"Star-Crossed: A Novel" (Crown), by Minnie Darke
A journalist once considered adjusting her newspaper's horoscope to help an astrology-devoted friend. She didn't do it, but in her new novel, Minnie Darke imagines what happens when her lovesick protagonist acts on the same impulse she had. The result is an escapist delight.
"Star-Crossed" tells the story of Justine and Nick, astrology skeptic and believer, childhood friends who recently reunited. Justine is baffled by Nick's faith in his horoscope: "I just think that if you want to play Romeo, you should play Romeo. You don't have to twist the words of some stargazing nut to give yourself permission." When she later gains access to the horoscopes at the newspaper where she works, Justine gets the idea to tinker with the Aquarius entries to nudge Nick into realizing his feelings for her. Needless to say, it doesn't quite work out as she intends.

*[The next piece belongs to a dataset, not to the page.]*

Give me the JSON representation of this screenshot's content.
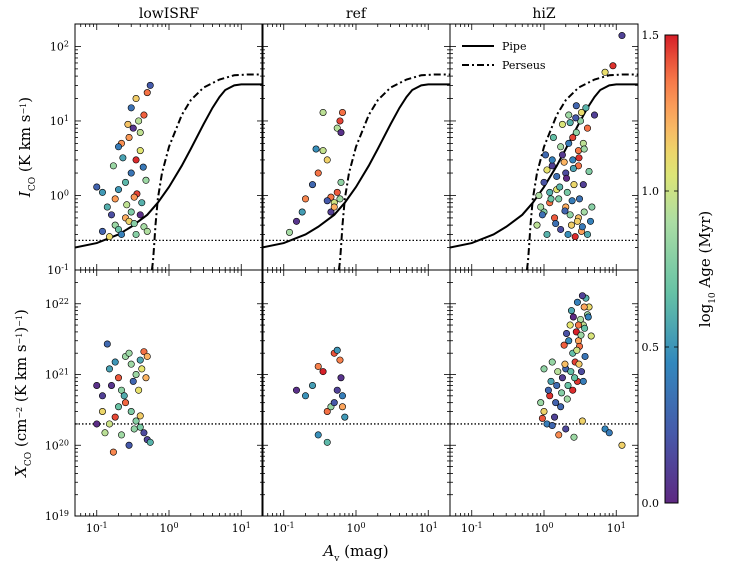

What follows is a "Love Actually"-esque menagerie of interconnected characters and subplots. The colorful figures include a jilted singer-songwriter; a divorced oncologist dating a male midwife; a widow with an extensive collection of commemorative Charles and Diana wedding china who is in a Skype relationship with someone on the other side of the world. It also includes a terrier/frequent animal shelter escapee whose inner thoughts readers are privy to, to this reader's dismay. The way their tales all satisfyingly tie together in the end brings to mind the butterfly effect — the way small events can have significant consequences.
In all, "Star-Crossed" is a light, fun read, with a creative spin on a winning rom-com formula.